More than 200 people were airlifted to safety overnight after a fast-moving wildfire cut off the only road out of the Mammoth Pool Reservoir in California's Sierra National Forest.
Twenty evacuees were taken to hospitals, the Madera County Sheriff's Department said on Twitter on Sunday, as the Creek Fire that started on Friday night rapidly grew to burn some 45,000 acres, forcing evacuations and road closures in the Fresno area in central California.
"We're completely trapped. There's fire on all sides, all around us," said Jeremy Remington, as he stood on a beach surrounded by fire in the Mammoth Pool Reservoir in a video posted on Twitter. Remington was later airlifted to safety, local news reported.
The blaze was 0 per cent contained on Sunday afternoon, while nearly 15,000 firefighters were battling some two dozen fires across the state, according to the California Department of Forestry and Fire Protection (CalFire).
Late on Sunday, California Governor Gavin Newsom declared a state of emergency in the Fresno, Madera, Mariposa, San Bernardino and San Diego counties due to the wildfires.
His office said that the declaration was prompted by the Creek Fire.
Eight people have been killed and some 3,300 structures have been destroyed over the past three weeks in wildfires across the state.
Three major fires, including the Creek Fire, were burning in Fresno, San Bernardino and San Diego counties, CalFire said in a statement, adding it had increased staffing in preparation for "critical fire weather".
The agency also said that the El Dorado Fire burning in the San Bernardino county was caused by a smoke generating pyrotechnic device, used during "a gender reveal party". The fire started on Saturday morning.

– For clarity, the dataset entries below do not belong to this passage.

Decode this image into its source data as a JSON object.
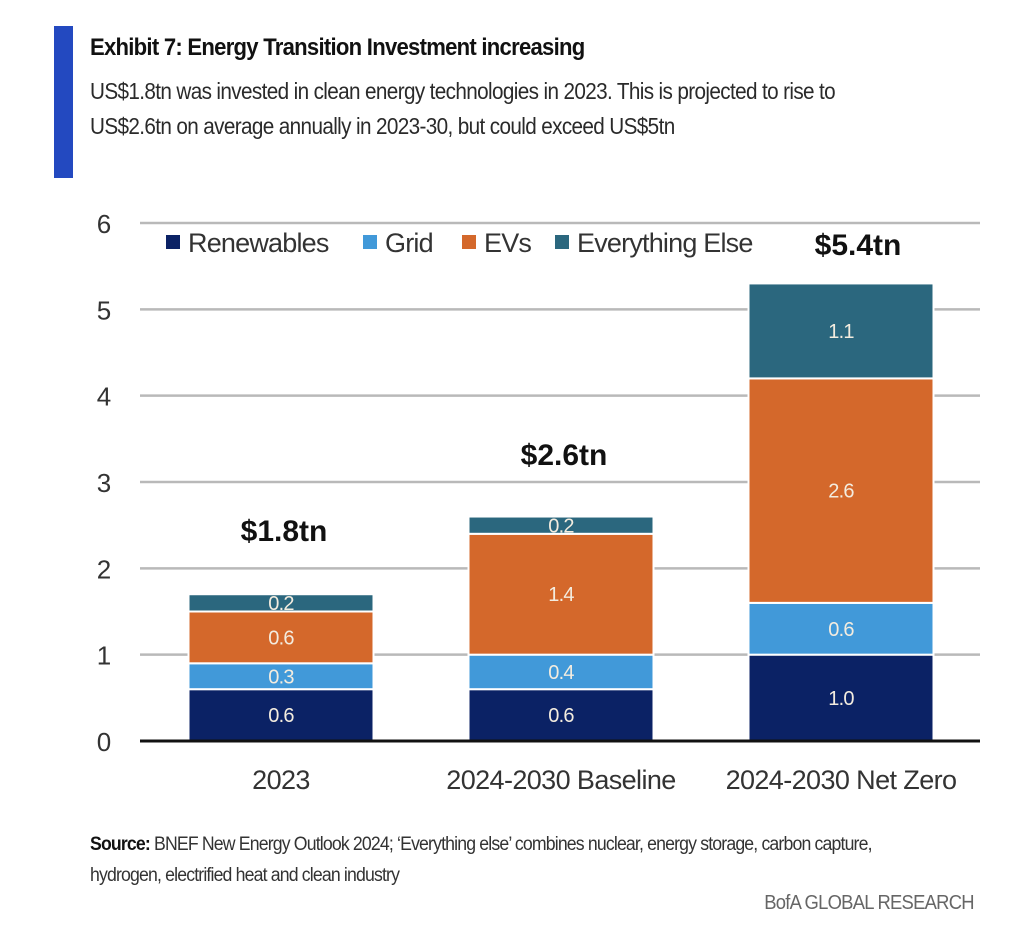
{
  "header": {
    "title": "Exhibit 7: Energy Transition Investment increasing",
    "subtitle": "US$1.8tn was invested in clean energy technologies in 2023. This is projected to rise to US$2.6tn on average annually in 2023-30, but could exceed US$5tn",
    "accent_color": "#2349C0"
  },
  "chart_data": {
    "type": "bar",
    "stacked": true,
    "title": "Exhibit 7: Energy Transition Investment increasing",
    "xlabel": "",
    "ylabel": "",
    "ylim": [
      0,
      6
    ],
    "yticks": [
      0,
      1,
      2,
      3,
      4,
      5,
      6
    ],
    "grid": true,
    "legend_position": "top",
    "categories": [
      "2023",
      "2024-2030 Baseline",
      "2024-2030 Net Zero"
    ],
    "series": [
      {
        "name": "Renewables",
        "color": "#0B2265",
        "values": [
          0.6,
          0.6,
          1.0
        ],
        "labels": [
          "0.6",
          "0.6",
          "1.0"
        ]
      },
      {
        "name": "Grid",
        "color": "#4199D9",
        "values": [
          0.3,
          0.4,
          0.6
        ],
        "labels": [
          "0.3",
          "0.4",
          "0.6"
        ]
      },
      {
        "name": "EVs",
        "color": "#D4682B",
        "values": [
          0.6,
          1.4,
          2.6
        ],
        "labels": [
          "0.6",
          "1.4",
          "2.6"
        ]
      },
      {
        "name": "Everything Else",
        "color": "#2B677E",
        "values": [
          0.2,
          0.2,
          1.1
        ],
        "labels": [
          "0.2",
          "0.2",
          "1.1"
        ]
      }
    ],
    "totals": [
      "$1.8tn",
      "$2.6tn",
      "$5.4tn"
    ]
  },
  "footer": {
    "source_label": "Source:",
    "source_text": " BNEF New Energy Outlook 2024; ‘Everything else’ combines nuclear, energy storage, carbon capture, hydrogen, electrified heat and clean industry",
    "brand": "BofA GLOBAL RESEARCH"
  }
}
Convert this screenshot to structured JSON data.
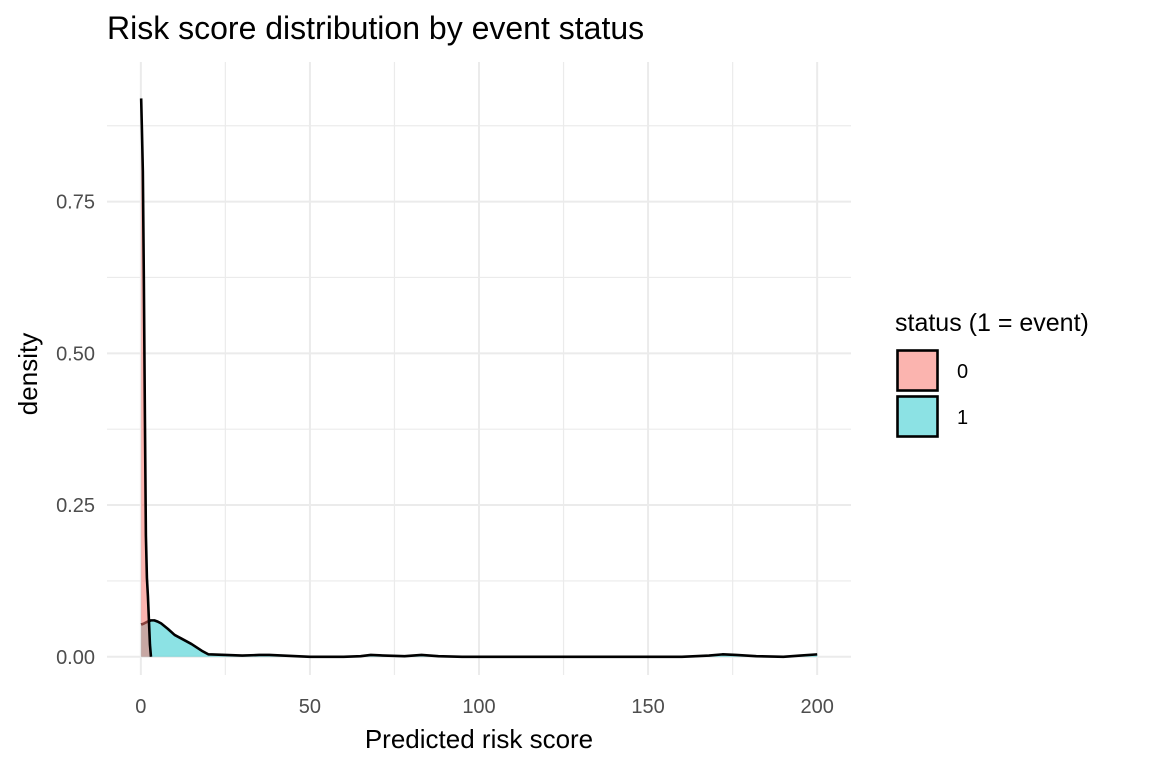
{
  "chart_data": {
    "type": "area",
    "subtype": "density",
    "title": "Risk score distribution by event status",
    "xlabel": "Predicted risk score",
    "ylabel": "density",
    "xlim": [
      -10,
      210
    ],
    "ylim": [
      -0.03,
      0.98
    ],
    "x_ticks": [
      0,
      50,
      100,
      150,
      200
    ],
    "x_tick_labels": [
      "0",
      "50",
      "100",
      "150",
      "200"
    ],
    "y_ticks": [
      0,
      0.25,
      0.5,
      0.75
    ],
    "y_tick_labels": [
      "0.00",
      "0.25",
      "0.50",
      "0.75"
    ],
    "grid": true,
    "legend": {
      "title": "status (1 = event)",
      "position": "right"
    },
    "series": [
      {
        "name": "0",
        "color": "#F8766D",
        "fill_opacity": 0.55,
        "x": [
          0.1,
          0.3,
          0.6,
          0.9,
          1.2,
          1.5,
          1.8,
          2.1,
          2.4,
          2.7,
          3.0
        ],
        "y": [
          0.92,
          0.875,
          0.8,
          0.62,
          0.4,
          0.2,
          0.13,
          0.1,
          0.06,
          0.02,
          0.0
        ]
      },
      {
        "name": "1",
        "color": "#00BFC4",
        "fill_opacity": 0.45,
        "x": [
          0.1,
          1,
          2,
          3,
          4,
          5,
          6,
          8,
          10,
          12,
          15,
          18,
          20,
          25,
          30,
          35,
          38,
          42,
          50,
          60,
          65,
          68,
          72,
          78,
          83,
          88,
          95,
          110,
          130,
          160,
          168,
          172,
          176,
          182,
          190,
          195,
          200
        ],
        "y": [
          0.053,
          0.055,
          0.058,
          0.06,
          0.06,
          0.058,
          0.055,
          0.046,
          0.036,
          0.03,
          0.021,
          0.01,
          0.004,
          0.003,
          0.002,
          0.003,
          0.003,
          0.002,
          0.0,
          0.0,
          0.001,
          0.003,
          0.002,
          0.001,
          0.003,
          0.001,
          0.0,
          0.0,
          0.0,
          0.0,
          0.002,
          0.004,
          0.003,
          0.001,
          0.0,
          0.002,
          0.004
        ]
      }
    ]
  }
}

The San Diego County Sheriff's Department issued a voluntary evacuation order on Sunday afternoon as the 5,350-square acre Valley Fire raged unchecked on the eastern edge of the metropolitan area of more than 3 million people.
"The sky is so thick by my house; the sky is a dirty brown cloud and I live about 25 minutes to the west of the fire," Twitter user Cris Mel said in a post. "It’s kind of a struggle to breathe."
A dangerous heat wave was baking swaths of the western United States through the weekend, and many locations in California registered record-high temperatures on Sunday.